And today webmin seems to have reverted to 1.831. For info, bubbleupnpserver is one of the 2 java apps I have installed, xserver-xorg-video-intel is something I installed to make the video work properly on the eeePC. The CRON command which kicks all this off (5-install) looks like this:-

autoclean -q -y
dist-upgrade -q -y -o APT::Get::Show-Upgraded=true -o Dir::Etc::sourcelist=/etc/apt/sources.list.d/security.sources.list -o Dir::Etc::sourceparts=nonexistent -o DPkg::Options::=--force-confdef -o DPkg::Options::=--force-confold

Which is beyond me. So, some kind of update seems to be kicked off, which includes webmin, as a result of which webmin crashes. There seem to be a lot of error conditions encountered, but I'm not sure if any/which of them are serious. I am considering reinstalling everything in stages to see at what stage this starts to happen, but would prefer a more analytical approach, if anyone can decode the above messages.
Marmite.

Jeremy Davis's picture

Firstly, looking at your logs, all the mentions of xserver make me wonder if you've installed a desktop to this? If you have, TBH, I'm even more surprised that it's working in any functional way what-so-ever. The desktop alone is probably using as much (if not more) resource than rest of the server stuff combined (not withstanding the Java apps).

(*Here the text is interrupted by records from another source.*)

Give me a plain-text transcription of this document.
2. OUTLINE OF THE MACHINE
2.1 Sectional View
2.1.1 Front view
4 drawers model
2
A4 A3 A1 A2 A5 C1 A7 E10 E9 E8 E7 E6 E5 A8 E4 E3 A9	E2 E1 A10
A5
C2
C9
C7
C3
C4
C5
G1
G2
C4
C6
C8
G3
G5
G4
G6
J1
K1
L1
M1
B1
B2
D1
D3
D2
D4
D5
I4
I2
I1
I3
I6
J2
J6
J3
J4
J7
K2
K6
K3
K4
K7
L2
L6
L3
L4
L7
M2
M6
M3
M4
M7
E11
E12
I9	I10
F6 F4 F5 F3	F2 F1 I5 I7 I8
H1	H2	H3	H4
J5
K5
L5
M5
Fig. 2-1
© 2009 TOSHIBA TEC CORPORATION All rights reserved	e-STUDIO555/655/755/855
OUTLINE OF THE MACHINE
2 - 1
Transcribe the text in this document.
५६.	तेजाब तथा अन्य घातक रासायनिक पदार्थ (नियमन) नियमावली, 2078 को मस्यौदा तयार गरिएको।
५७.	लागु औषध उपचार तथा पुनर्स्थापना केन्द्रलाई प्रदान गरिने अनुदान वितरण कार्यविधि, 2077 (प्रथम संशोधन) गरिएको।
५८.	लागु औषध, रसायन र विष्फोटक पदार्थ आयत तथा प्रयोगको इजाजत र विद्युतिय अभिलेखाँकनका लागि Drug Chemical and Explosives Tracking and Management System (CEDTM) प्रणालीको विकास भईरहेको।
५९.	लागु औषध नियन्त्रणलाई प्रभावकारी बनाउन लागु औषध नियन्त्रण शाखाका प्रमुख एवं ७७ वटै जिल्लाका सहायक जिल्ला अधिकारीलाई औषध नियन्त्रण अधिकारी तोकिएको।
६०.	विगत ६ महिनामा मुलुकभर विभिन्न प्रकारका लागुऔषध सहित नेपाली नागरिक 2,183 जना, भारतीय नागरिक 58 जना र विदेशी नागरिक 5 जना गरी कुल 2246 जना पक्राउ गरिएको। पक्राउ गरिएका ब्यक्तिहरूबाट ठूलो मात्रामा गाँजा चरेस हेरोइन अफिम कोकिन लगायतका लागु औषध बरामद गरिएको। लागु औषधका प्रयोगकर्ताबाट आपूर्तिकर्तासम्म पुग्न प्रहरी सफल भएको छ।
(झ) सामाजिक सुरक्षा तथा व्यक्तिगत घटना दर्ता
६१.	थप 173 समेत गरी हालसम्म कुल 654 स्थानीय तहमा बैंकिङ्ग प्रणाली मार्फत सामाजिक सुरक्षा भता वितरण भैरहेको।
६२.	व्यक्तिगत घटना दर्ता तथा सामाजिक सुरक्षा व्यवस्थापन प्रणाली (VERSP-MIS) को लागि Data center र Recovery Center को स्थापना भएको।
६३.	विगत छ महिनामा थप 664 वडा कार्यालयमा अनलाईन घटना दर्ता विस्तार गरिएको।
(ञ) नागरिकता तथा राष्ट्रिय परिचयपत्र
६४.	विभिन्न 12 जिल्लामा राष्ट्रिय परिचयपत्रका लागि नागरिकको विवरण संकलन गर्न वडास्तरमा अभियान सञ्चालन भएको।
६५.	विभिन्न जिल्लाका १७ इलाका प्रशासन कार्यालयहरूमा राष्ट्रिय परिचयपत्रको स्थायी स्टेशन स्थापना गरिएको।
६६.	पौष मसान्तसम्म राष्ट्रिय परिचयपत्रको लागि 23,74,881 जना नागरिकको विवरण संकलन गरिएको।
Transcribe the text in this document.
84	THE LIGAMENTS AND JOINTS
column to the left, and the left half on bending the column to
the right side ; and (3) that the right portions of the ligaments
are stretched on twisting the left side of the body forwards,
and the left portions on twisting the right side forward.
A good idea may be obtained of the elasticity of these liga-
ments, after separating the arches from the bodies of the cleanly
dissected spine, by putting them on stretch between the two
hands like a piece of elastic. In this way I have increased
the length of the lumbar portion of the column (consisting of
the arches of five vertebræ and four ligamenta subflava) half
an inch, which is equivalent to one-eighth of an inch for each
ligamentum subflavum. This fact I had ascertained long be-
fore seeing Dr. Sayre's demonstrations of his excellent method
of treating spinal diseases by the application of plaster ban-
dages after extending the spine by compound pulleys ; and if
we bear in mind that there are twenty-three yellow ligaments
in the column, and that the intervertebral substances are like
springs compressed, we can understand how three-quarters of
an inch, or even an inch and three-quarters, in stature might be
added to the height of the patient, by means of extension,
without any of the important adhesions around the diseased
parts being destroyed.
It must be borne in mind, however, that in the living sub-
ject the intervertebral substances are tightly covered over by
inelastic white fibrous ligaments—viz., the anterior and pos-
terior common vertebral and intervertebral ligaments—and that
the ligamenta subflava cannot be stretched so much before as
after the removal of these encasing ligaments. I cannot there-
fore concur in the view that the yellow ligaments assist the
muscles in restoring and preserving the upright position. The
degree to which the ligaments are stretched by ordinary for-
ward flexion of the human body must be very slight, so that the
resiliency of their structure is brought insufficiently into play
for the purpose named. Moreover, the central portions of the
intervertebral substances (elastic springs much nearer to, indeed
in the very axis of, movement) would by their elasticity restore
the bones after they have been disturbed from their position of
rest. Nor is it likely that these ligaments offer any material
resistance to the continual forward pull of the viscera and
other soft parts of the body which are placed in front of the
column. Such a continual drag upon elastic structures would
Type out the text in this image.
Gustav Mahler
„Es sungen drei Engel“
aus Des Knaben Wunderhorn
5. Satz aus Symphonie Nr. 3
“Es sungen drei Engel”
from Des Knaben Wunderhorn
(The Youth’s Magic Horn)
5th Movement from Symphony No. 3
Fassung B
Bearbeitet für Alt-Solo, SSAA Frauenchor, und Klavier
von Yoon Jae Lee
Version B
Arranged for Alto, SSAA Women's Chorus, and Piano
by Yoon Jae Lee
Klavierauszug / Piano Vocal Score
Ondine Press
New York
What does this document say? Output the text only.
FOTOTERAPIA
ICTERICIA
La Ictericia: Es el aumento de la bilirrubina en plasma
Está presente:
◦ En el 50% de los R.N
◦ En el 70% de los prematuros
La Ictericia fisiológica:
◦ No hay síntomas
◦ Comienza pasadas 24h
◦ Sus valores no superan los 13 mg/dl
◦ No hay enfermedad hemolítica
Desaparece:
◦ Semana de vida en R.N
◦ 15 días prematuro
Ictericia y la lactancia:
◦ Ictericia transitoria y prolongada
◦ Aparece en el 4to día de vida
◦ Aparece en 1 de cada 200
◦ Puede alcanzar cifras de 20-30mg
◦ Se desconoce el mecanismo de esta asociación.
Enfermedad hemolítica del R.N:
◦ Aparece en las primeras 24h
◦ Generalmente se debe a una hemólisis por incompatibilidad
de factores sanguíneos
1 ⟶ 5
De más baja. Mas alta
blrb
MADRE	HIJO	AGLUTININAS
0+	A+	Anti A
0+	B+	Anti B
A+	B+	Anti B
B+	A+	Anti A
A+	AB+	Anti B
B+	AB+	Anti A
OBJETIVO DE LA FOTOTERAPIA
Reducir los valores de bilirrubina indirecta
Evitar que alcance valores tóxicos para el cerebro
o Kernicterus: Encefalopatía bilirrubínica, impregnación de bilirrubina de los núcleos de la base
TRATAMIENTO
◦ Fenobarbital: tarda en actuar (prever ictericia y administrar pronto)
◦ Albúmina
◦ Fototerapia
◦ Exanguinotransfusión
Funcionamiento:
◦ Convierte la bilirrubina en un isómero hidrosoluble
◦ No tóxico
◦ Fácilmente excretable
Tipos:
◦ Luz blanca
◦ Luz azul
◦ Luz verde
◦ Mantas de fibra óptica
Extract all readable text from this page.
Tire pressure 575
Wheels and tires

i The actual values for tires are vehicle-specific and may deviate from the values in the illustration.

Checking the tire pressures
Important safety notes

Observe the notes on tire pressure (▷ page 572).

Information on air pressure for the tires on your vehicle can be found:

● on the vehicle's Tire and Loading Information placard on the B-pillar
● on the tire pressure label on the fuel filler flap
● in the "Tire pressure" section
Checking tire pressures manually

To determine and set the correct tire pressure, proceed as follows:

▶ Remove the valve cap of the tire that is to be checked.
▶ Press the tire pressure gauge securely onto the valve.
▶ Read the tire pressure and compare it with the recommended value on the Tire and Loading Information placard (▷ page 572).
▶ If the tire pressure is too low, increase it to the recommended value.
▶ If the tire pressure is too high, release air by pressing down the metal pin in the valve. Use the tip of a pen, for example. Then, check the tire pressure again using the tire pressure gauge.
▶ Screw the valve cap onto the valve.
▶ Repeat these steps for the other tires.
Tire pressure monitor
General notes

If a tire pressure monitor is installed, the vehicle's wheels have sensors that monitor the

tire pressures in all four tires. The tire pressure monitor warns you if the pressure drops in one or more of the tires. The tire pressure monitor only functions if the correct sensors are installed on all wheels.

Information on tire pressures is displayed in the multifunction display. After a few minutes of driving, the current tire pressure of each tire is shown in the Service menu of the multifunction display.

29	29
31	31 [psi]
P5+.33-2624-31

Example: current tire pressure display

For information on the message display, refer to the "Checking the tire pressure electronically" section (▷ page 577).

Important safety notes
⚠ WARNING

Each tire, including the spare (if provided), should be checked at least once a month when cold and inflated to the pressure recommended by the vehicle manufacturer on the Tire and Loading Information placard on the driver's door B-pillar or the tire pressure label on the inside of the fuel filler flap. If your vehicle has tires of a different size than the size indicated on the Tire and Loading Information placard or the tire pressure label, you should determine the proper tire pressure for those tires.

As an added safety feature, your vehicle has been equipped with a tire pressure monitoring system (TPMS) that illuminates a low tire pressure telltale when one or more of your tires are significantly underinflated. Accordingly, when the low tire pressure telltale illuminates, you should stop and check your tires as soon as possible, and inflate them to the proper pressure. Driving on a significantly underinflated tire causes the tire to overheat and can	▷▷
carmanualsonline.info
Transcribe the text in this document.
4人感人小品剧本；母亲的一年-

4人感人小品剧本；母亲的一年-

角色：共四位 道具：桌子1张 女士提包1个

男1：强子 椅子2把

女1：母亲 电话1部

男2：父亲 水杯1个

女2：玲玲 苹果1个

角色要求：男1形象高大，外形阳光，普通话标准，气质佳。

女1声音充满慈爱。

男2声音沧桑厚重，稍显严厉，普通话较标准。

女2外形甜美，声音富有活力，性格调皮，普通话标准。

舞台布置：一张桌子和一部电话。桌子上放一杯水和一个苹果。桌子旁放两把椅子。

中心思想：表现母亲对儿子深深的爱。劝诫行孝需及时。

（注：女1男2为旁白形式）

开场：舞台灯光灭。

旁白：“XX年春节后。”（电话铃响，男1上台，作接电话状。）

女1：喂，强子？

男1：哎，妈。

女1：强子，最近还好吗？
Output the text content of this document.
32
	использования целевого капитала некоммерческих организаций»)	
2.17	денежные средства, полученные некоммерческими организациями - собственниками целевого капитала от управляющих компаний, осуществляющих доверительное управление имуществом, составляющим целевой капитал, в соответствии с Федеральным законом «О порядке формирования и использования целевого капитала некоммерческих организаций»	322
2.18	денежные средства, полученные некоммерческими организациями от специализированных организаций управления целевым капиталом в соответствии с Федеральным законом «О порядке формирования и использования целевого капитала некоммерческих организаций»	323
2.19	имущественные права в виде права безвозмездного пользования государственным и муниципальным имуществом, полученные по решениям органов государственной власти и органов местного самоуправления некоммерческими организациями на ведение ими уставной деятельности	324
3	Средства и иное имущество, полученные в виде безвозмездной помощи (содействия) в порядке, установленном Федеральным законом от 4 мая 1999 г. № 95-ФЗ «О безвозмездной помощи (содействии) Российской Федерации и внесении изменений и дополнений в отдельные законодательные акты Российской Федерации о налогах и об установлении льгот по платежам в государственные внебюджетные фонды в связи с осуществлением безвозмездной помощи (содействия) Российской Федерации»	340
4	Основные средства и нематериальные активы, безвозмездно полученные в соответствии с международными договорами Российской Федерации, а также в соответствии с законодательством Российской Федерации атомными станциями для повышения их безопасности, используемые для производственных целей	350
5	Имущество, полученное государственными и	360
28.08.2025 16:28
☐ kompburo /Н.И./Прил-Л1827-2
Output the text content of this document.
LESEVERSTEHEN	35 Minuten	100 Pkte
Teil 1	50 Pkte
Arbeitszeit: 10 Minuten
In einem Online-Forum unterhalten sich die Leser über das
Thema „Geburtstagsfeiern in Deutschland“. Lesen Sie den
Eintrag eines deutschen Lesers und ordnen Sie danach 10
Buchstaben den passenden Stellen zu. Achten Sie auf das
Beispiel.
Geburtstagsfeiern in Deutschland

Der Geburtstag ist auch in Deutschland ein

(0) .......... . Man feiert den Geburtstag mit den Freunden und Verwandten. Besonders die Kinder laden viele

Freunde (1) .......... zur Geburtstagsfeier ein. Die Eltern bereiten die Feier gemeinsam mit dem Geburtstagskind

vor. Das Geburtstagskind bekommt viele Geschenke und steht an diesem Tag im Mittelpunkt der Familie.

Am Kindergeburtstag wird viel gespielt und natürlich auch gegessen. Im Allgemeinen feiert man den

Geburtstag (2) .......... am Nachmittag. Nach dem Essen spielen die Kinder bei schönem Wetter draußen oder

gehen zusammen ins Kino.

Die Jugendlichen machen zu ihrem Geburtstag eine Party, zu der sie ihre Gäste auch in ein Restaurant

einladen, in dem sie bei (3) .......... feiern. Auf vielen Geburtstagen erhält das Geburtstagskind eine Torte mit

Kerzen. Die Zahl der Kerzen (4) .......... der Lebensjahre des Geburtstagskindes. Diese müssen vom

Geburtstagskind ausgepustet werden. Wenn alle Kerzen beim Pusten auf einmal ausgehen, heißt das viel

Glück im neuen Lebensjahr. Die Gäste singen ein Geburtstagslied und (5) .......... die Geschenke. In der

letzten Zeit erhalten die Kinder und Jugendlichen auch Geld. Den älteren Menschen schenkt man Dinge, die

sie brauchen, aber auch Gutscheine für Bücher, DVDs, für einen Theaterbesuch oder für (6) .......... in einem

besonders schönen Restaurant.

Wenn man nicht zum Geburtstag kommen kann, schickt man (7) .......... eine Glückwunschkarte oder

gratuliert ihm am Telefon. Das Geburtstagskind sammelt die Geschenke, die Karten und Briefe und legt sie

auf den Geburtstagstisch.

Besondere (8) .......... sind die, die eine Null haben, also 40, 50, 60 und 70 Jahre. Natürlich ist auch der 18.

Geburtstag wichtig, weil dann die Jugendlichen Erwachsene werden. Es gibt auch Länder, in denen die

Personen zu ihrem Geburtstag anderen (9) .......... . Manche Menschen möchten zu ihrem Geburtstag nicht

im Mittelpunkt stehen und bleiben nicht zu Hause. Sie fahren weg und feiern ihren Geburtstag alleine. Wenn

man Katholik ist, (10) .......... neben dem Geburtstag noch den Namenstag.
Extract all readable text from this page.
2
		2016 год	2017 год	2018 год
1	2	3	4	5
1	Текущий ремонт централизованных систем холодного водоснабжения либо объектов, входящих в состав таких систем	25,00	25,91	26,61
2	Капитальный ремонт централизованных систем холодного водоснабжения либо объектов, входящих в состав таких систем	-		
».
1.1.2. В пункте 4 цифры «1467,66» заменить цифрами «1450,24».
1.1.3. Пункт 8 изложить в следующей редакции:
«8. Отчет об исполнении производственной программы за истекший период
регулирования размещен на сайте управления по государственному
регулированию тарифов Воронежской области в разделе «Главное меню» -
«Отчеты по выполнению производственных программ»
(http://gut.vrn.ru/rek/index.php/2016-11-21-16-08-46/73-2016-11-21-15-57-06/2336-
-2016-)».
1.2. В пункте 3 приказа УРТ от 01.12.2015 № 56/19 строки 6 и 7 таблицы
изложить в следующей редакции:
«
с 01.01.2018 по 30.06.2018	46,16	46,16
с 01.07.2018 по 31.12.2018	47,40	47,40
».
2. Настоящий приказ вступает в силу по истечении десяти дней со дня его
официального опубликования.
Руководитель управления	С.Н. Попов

Personally, the first thing I'd be doing is removing as much of that as possible ASAP. I have come across a few server-like apps that have xserver dependencies, but even in that case, you can still ensure that xserver isn't running. Obviously, if you need it for something, or are particularly attached, you can of course keep it; but I'd certainly make sure that it doesn't auto start, and kill it each time you're finished working on it.

The cron command that's running (trying to install stuff via apt) is likely the auto security updates. You could turn that off if you wanted, although I wouldn't recommend it, despite that fact that I suspect that it would "resolve" your immediate concerns. However, I'm pretty sure that secupdates "breaking stuff" is a symptom of the real issue, rather than the cause.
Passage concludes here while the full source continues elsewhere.